Tuesday, June 26, 2018

16th century art

One commentator I read said that the Spanish painters of this era took the ideas of the Italian Renaissance and then threw the kitchen sink at them. With all the iconic references (lamb and banner, robe on the infant Saint John, various elements of Mary's life, angels in the heavens, holy book) and the local references (men on horseback, landscape, clothing), why is there a monkey in the painting?

Most of my paintings are of wildlife (did get to paint the monkey, bird, and lamb in this piece but hardly the same as a wildlife painting.) The delicate flesh tones of humans are not something with which I am very familiar. How do I even tackle this?
The first step was to grab my tube of flesh tone paint. (Not sure I have even used it before.) Hmm. The color is a bit pinkish and flat. Yellow ochre, naples yellow, cadmium red, burnt umber, and raw umber were some of the additional colors used. I do appreciate how Juan de Burgunya delicately portrayed the face of Mary. At each step (cheeks, chin, eyes, forehead) I referred back to his genius.

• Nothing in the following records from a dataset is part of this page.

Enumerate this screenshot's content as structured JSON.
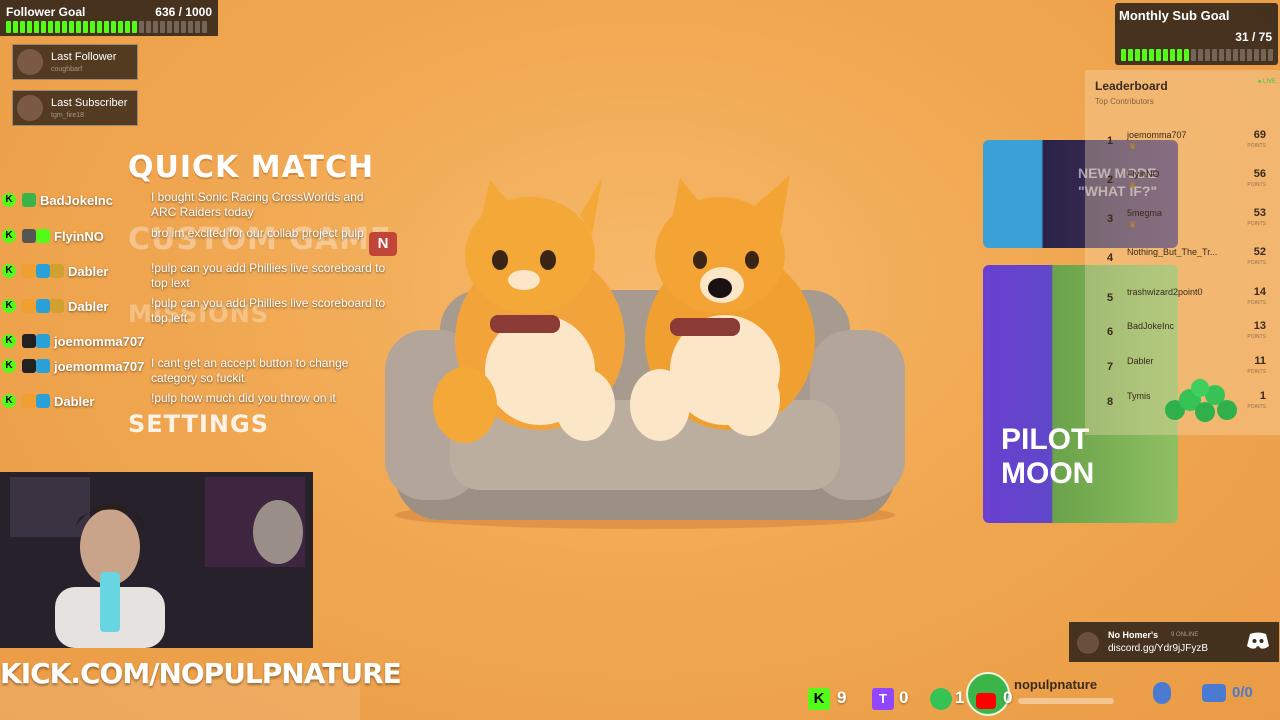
{
  "follower_goal": {
    "label": "Follower Goal",
    "count": "636 / 1000",
    "progress": 0.636
  },
  "last_follower": {
    "label": "Last Follower",
    "name": "coughbarf"
  },
  "last_subscriber": {
    "label": "Last Subscriber",
    "name": "tgm_fire18"
  },
  "menu": {
    "quick_match": "QUICK MATCH",
    "custom_game": "CUSTOM GAME",
    "missions": "MISSIONS",
    "settings": "SETTINGS",
    "badge": "N"
  },
  "chat": [
    {
      "name": "BadJokeInc",
      "message": "I bought Sonic Racing CrossWorlds and ARC Raiders today"
    },
    {
      "name": "FlyinNO",
      "message": "bro im excited for our collab project pulp"
    },
    {
      "name": "Dabler",
      "message": "!pulp can you add Phillies live scoreboard to top lext"
    },
    {
      "name": "Dabler",
      "message": "!pulp can you add Phillies live scoreboard to top left"
    },
    {
      "name": "joemomma707",
      "message": ""
    },
    {
      "name": "joemomma707",
      "message": "I cant get an accept button to change category so fuckit"
    },
    {
      "name": "Dabler",
      "message": "!pulp how much did you throw on it"
    }
  ],
  "sub_goal": {
    "label": "Monthly Sub Goal",
    "count": "31 / 75",
    "progress": 0.413
  },
  "leaderboard": {
    "title": "Leaderboard",
    "subtitle": "Top Contributors",
    "live": "● LIVE",
    "points_label": "POINTS",
    "entries": [
      {
        "rank": "1",
        "name": "joemomma707",
        "points": "69"
      },
      {
        "rank": "2",
        "name": "FlyinNO",
        "points": "56"
      },
      {
        "rank": "3",
        "name": "5megma",
        "points": "53"
      },
      {
        "rank": "4",
        "name": "Nothing_But_The_Tr...",
        "points": "52"
      },
      {
        "rank": "5",
        "name": "trashwizard2point0",
        "points": "14"
      },
      {
        "rank": "6",
        "name": "BadJokeInc",
        "points": "13"
      },
      {
        "rank": "7",
        "name": "Dabler",
        "points": "11"
      },
      {
        "rank": "8",
        "name": "Tymis",
        "points": "1"
      }
    ]
  },
  "game_cards": {
    "new_mode": "NEW MODE \"WHAT IF?\"",
    "pilot_moon": "PILOT MOON"
  },
  "discord": {
    "title": "No Homer's",
    "status": "9 ONLINE",
    "link": "discord.gg/Ydr9jJFyzB"
  },
  "kick_url": "KICK.COM/NOPULPNATURE",
  "bottom_stats": {
    "kick": "9",
    "twitch": "0",
    "other": "1",
    "youtube": "0",
    "channel": "nopulpnature",
    "ratio": "0/0"
  },
  "colors": {
    "accent_green": "#53fc18",
    "background": "#f1a852",
    "twitch": "#9146ff",
    "youtube": "#ff0000"
  }
}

I have to admit that when I started, this type of painting was not my favorite. It seemed too contrived. But as I have explored (you might say every inch of this piece), my appreciation has grown tremendously. The composition, the placement of detail, the reds moving throughout the piece, the action of Jesus with a bird on his fingertip, the ribbon of water, and so much more contribute to a painting I now enjoy.